Der letzte der Boien-Höfe

Im Laufe der Jahrhun­derte besaßen die Oster­moor­er Boien/Bojen/Boyen ver­schiedene Höfe. Der let­zte der Boien-Höfe umfasste in etwa die Flächen der Höfe von Hein­rich Leopold Feil und Jakob Frauen, Stand 1960. Dieser Hof befand sich ursprünglich in der Hand von Johannes Niko­laus Boie (1869 bis 1934).

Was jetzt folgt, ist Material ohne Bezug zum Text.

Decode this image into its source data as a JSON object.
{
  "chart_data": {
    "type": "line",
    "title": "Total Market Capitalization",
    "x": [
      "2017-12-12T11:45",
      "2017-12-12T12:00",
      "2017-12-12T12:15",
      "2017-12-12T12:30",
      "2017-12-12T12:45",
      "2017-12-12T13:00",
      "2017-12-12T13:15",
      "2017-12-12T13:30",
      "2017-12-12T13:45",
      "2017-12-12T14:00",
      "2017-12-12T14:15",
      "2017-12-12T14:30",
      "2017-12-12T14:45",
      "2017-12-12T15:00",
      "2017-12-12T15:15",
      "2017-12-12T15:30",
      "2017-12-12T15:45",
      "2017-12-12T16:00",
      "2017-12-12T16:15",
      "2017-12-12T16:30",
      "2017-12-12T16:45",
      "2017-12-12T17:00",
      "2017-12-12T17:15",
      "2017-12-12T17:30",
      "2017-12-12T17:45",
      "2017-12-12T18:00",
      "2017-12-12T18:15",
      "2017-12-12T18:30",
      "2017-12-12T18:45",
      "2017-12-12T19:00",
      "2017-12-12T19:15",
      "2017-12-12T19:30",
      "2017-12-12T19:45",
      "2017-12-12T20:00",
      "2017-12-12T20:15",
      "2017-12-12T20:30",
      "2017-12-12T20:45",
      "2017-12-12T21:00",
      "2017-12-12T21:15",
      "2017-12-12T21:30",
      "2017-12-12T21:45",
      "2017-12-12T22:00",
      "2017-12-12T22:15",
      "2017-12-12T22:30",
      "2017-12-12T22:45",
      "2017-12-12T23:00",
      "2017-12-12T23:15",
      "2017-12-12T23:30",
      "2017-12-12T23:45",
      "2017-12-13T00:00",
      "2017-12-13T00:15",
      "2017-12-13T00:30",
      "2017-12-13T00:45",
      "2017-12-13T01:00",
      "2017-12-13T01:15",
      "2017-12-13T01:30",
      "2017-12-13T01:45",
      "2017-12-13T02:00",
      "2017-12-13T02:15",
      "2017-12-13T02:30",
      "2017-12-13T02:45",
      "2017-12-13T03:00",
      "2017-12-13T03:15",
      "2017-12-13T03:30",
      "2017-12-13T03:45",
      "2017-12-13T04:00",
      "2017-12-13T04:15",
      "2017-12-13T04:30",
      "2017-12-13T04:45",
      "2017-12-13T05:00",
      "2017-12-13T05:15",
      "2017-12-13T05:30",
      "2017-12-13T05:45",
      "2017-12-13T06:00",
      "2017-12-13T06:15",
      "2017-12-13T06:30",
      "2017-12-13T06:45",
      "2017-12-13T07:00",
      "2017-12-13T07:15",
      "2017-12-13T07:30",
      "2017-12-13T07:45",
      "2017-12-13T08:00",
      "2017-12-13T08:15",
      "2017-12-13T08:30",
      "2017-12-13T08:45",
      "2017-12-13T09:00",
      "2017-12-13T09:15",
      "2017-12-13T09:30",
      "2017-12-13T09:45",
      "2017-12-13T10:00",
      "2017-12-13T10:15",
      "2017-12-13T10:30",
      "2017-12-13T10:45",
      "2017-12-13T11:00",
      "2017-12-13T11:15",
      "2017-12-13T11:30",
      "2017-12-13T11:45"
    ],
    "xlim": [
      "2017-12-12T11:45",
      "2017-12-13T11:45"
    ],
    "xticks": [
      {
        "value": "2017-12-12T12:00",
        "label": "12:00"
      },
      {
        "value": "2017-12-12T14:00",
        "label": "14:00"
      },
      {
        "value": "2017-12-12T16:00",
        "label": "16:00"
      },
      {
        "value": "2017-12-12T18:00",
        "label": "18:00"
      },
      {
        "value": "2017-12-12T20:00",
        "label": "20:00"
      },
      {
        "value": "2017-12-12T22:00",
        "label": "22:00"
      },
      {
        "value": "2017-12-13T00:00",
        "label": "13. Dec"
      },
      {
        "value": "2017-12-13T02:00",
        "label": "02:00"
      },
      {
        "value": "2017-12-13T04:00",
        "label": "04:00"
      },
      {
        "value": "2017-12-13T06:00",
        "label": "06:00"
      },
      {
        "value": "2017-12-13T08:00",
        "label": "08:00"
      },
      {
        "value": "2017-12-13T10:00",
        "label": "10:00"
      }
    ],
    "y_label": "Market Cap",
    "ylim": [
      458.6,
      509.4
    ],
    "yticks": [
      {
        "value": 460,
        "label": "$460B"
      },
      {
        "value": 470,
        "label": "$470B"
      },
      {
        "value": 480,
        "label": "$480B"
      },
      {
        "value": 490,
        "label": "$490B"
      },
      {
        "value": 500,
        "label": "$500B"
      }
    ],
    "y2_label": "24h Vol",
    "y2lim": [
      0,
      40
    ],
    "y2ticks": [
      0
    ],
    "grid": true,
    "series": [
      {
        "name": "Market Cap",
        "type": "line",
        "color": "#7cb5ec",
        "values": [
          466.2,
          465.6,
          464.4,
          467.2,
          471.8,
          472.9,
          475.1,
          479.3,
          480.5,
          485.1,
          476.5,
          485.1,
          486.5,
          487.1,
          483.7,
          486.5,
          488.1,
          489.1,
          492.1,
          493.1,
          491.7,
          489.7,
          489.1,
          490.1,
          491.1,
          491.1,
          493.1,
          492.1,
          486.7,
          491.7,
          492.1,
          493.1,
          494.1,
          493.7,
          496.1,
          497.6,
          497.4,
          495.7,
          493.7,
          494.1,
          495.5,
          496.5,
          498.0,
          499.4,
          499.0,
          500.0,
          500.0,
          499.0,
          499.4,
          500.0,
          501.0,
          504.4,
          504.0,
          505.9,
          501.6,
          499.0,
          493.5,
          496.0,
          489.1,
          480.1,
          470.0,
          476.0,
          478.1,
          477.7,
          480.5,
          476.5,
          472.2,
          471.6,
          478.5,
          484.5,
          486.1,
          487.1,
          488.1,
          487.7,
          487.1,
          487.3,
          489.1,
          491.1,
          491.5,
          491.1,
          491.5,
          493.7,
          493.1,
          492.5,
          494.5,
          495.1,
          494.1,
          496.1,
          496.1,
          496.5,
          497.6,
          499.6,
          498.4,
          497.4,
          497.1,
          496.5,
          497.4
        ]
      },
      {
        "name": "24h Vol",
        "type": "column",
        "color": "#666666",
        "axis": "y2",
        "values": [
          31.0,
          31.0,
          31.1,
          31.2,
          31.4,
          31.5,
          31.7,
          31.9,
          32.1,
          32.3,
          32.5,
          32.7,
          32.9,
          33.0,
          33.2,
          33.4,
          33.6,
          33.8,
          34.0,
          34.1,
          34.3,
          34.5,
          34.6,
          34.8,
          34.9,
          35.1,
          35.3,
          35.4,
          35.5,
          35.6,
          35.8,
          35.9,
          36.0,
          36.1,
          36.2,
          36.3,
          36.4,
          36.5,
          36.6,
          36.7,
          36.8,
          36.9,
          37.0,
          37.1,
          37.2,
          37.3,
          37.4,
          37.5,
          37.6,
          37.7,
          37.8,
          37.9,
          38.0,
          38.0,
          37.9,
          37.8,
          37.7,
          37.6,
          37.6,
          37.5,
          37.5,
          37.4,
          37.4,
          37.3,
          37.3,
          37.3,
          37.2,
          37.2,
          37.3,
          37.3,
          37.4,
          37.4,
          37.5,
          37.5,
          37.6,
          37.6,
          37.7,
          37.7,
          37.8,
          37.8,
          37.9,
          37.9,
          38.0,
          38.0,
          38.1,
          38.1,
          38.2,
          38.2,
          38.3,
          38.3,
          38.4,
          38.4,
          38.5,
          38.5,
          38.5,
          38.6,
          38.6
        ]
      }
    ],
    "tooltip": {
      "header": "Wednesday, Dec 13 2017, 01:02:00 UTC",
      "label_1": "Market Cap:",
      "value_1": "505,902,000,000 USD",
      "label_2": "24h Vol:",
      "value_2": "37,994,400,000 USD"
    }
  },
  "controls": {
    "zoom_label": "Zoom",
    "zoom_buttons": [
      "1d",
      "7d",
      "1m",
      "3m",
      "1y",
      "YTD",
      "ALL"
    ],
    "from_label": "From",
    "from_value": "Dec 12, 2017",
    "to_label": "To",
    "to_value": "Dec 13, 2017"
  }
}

Der nördliche Hofteil wurde um 1900 auf dessen Schwa­ger Hein­rich Got­tlieb Feil über­tra­gen und später von dessen Sohn Boy Peter Feil sowie ab 1951 vom Enkel Hein­rich Leopold Feil bewirtschaftet. Auf diesem Hof wur­den meine Schwest­ern und ich geboren.

Der südliche Hofteil verblieb bis zu dessen Tod im Jahre 1934 im Besitz von Johannes Niko­laus Boie und wurde dann von Jakob Frauen (* 3.7.1903; † 26.1.1982) erwor­ben.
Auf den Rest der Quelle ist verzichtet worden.